Если бы написать на стенах церкви эту березку, речку и облачка. И птичек, летающих надо мной. Мысленно я окунал кисть свою в речку, чтобы взять самого светлого голубца, мысленно кончиком кисти дотрагивался я до цветочков и до изумрудной зелени листвы...

Пролежал я до тех пор, пока не стал засыпать. Потом опять переплыл речку, оделся и ушел в лес. Но вот наступил вечер и мне нужно было куда-нибудь деваться. Я отправился в село, на нашу квартиру, к крестьянину, у которого мы остановились.

Не успел переступить порог дома, как Семен Фомич, уже успевший напиться, но еще не успевший заснуть, набросился на меня с кулаками и пинками, мотивируя, что как это ты посмел удрать с работы. Он грозил отправить меня домой.

Со следующего дня я вновь взялся за Николая-угодника. Ну и намучился же я с ним! Сколько раз пришлось переделывать. Наконец я понял, что в искусстве нужно терпение, и вскоре до того увлекся, что меня не легко было оторвать от работы. Краски мне стали казаться живыми, будто по ним протекает кровь. Я старательно водил кистью по камню, я влюбился в этот загадочный для меня лик, а когда работа была окончена, мне было жалко расставаться со своим детищем.

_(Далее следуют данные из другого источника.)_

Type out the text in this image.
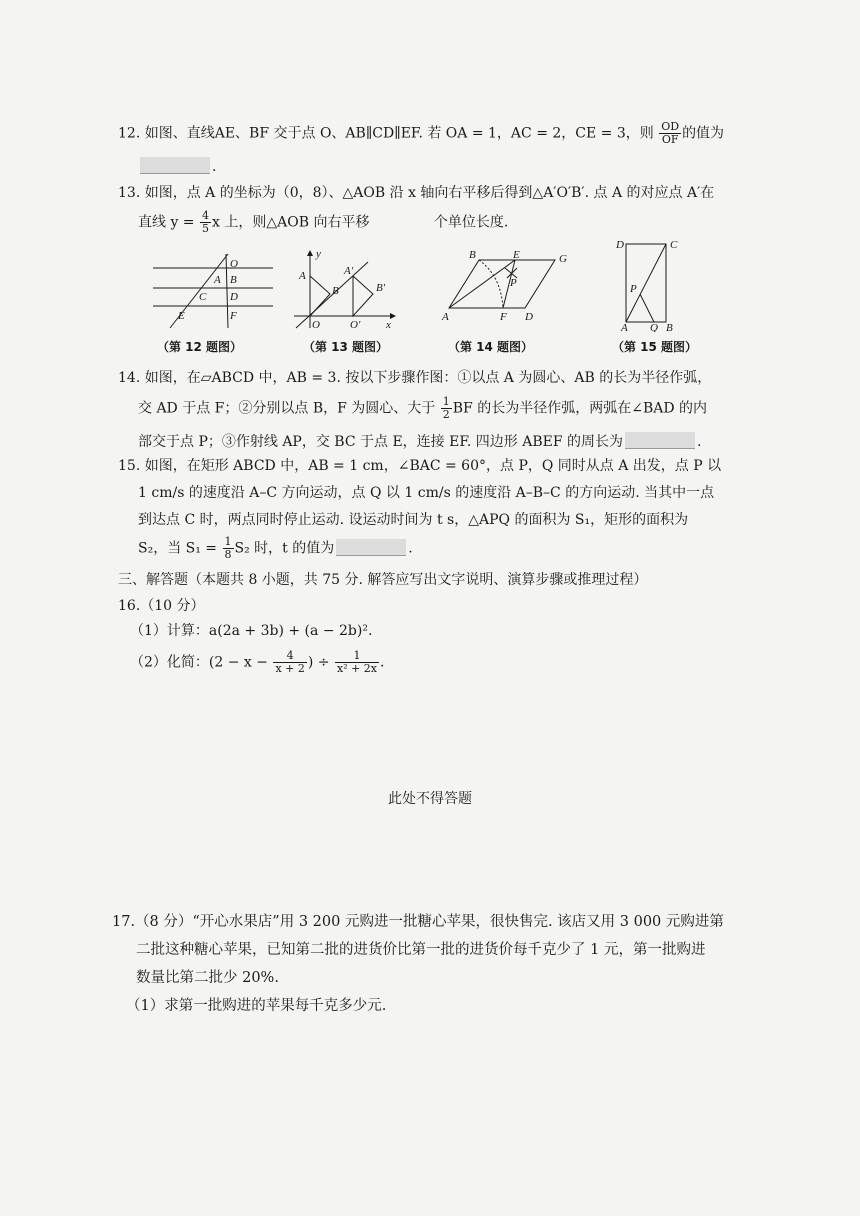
12. 如图、直线AE、BF 交于点 O、AB∥CD∥EF. 若 OA = 1，AC = 2，CE = 3，则 $\frac{OD}{OF}$ 的值为
.
13. 如图，点 A 的坐标为（0，8）、△AOB 沿 x 轴向右平移后得到△A′O′B′. 点 A 的对应点 A′在
直线 $y = \frac{4}{5}$ x 上，则△AOB 向右平移	个单位长度.
O
A B
C D
E	F
（第 12 题图）
y
A
B
A′
B′
O	O′ x
（第 13 题图）
B	E	G
P
A	F D
（第 14 题图）
D	C
P
A Q B
（第 15 题图）
14. 如图，在▱ABCD 中，AB = 3. 按以下步骤作图：①以点 A 为圆心、AB 的长为半径作弧，
交 AD 于点 F；②分别以点 B，F 为圆心、大于 $\frac{1}{2}$ BF 的长为半径作弧，两弧在∠BAD 的内
部交于点 P；③作射线 AP，交 BC 于点 E，连接 EF. 四边形 ABEF 的周长为	.
15. 如图，在矩形 ABCD 中，AB = 1 cm，∠BAC = 60°，点 P，Q 同时从点 A 出发，点 P 以
1 cm/s 的速度沿 A–C 方向运动，点 Q 以 1 cm/s 的速度沿 A–B–C 的方向运动. 当其中一点
到达点 C 时，两点同时停止运动. 设运动时间为 t s，△APQ 的面积为 S₁，矩形的面积为
S₂，当 $S_1 = \frac{1}{8} S_2$ 时，t 的值为	.
三、解答题（本题共 8 小题，共 75 分. 解答应写出文字说明、演算步骤或推理过程）
16.（10 分）
（1）计算：a(2a + 3b) + (a − 2b)².
（2）化简：($2 - x - \frac{4}{x + 2}$ ) ÷ $\frac{1}{\text{x² + 2x}}$ .
此处不得答题
17.（8 分）“开心水果店”用 3 200 元购进一批糖心苹果，很快售完. 该店又用 3 000 元购进第
二批这种糖心苹果，已知第二批的进货价比第一批的进货价每千克少了 1 元，第一批购进
数量比第二批少 20%.
（1）求第一批购进的苹果每千克多少元.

Я не знал тогда, что через тридцать лет, после Великой Октябрьской революции, мне снова придется прикоснуться кистью к вышеуказанному лику.

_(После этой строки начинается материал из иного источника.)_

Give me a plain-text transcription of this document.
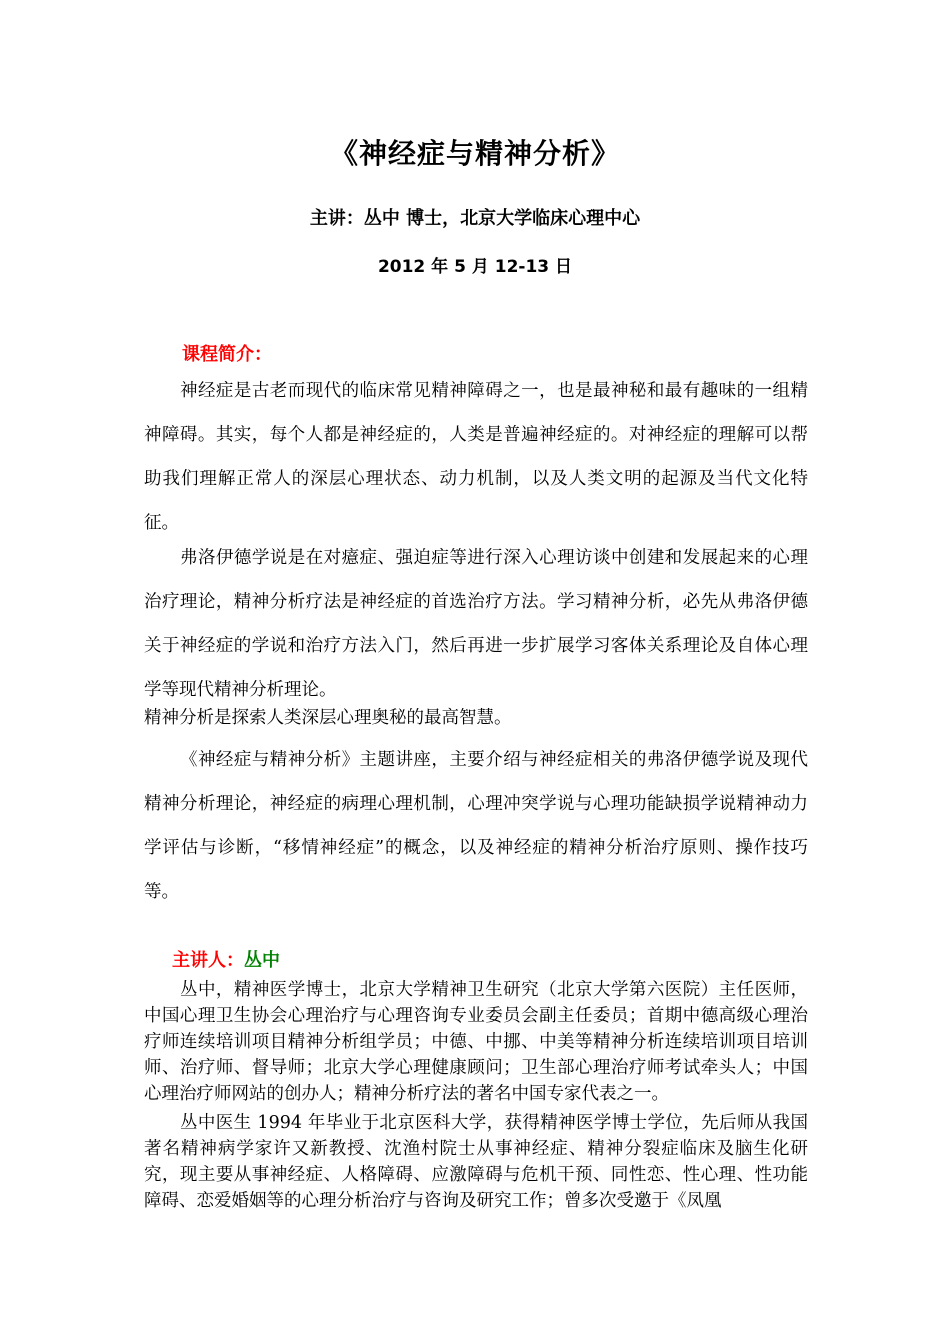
《神经症与精神分析》
主讲：丛中 博士，北京大学临床心理中心
2012 年 5 月 12-13 日
课程简介：

神经症是古老而现代的临床常见精神障碍之一，也是最神秘和最有趣味的一组精神障碍。其实，每个人都是神经症的，人类是普遍神经症的。对神经症的理解可以帮助我们理解正常人的深层心理状态、动力机制，以及人类文明的起源及当代文化特征。

弗洛伊德学说是在对癔症、强迫症等进行深入心理访谈中创建和发展起来的心理治疗理论，精神分析疗法是神经症的首选治疗方法。学习精神分析，必先从弗洛伊德关于神经症的学说和治疗方法入门，然后再进一步扩展学习客体关系理论及自体心理学等现代精神分析理论。

精神分析是探索人类深层心理奥秘的最高智慧。

《神经症与精神分析》主题讲座，主要介绍与神经症相关的弗洛伊德学说及现代精神分析理论，神经症的病理心理机制，心理冲突学说与心理功能缺损学说精神动力学评估与诊断，“移情神经症”的概念，以及神经症的精神分析治疗原则、操作技巧等。

主讲人：丛中

丛中，精神医学博士，北京大学精神卫生研究（北京大学第六医院）主任医师，中国心理卫生协会心理治疗与心理咨询专业委员会副主任委员；首期中德高级心理治疗师连续培训项目精神分析组学员；中德、中挪、中美等精神分析连续培训项目培训师、治疗师、督导师；北京大学心理健康顾问；卫生部心理治疗师考试牵头人；中国心理治疗师网站的创办人；精神分析疗法的著名中国专家代表之一。

丛中医生 1994 年毕业于北京医科大学，获得精神医学博士学位，先后师从我国著名精神病学家许又新教授、沈渔村院士从事神经症、精神分裂症临床及脑生化研究，现主要从事神经症、人格障碍、应激障碍与危机干预、同性恋、性心理、性功能障碍、恋爱婚姻等的心理分析治疗与咨询及研究工作；曾多次受邀于《凤凰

Но об этом будет речь впереди.

ЦЕПИ ГИМЕНЕЯ

К девятнадцати годам я уже успел завербовать симпатии от прекрасного пола как на родине, так и по отъездкам, так что на романтической арене я был герой, почти Дон-Жуан. У меня уже и тогда проявлялись проблески поэзии, и я, хоть нескладно, переделывал чужое и примешивал свое. Еще плюс ко всему недурно играл на гармонике и умел удачно и вежливо поострить, что, конечно, прекрасному полу нравилось.

И вот, живя в Суздале целых три года, сделался уже приказчиком, но, к несчастью своему, стал зашибаться водкой. Тут я надумал жениться, веря старой пословице: «Женишься — переменишься». И вот, дорогой и неведомый друг мой, здесь я сковал себя цепями Гименея.

Дело произошло следующим порядком:

Во время моего трехлетнего пребывания в Суздале приехал туда коллега мой — Гаврила Григорьевич. Я знал, что он мастер очень хороший и мне можно у него подучиться по искусству. Хозяину я отрекомендовал Гаврилу Григорьевича, и тот взял его на работу. В дальнейшем я своих целей достиг даже с плюсом: многие знания и навыки Гаврилы перешли ко мне. Но я тогда никак не мог предполагать, что этот замечательный мастер-живописец окажется вскоре моим тестем. Я даже не знал, что у него есть дочери.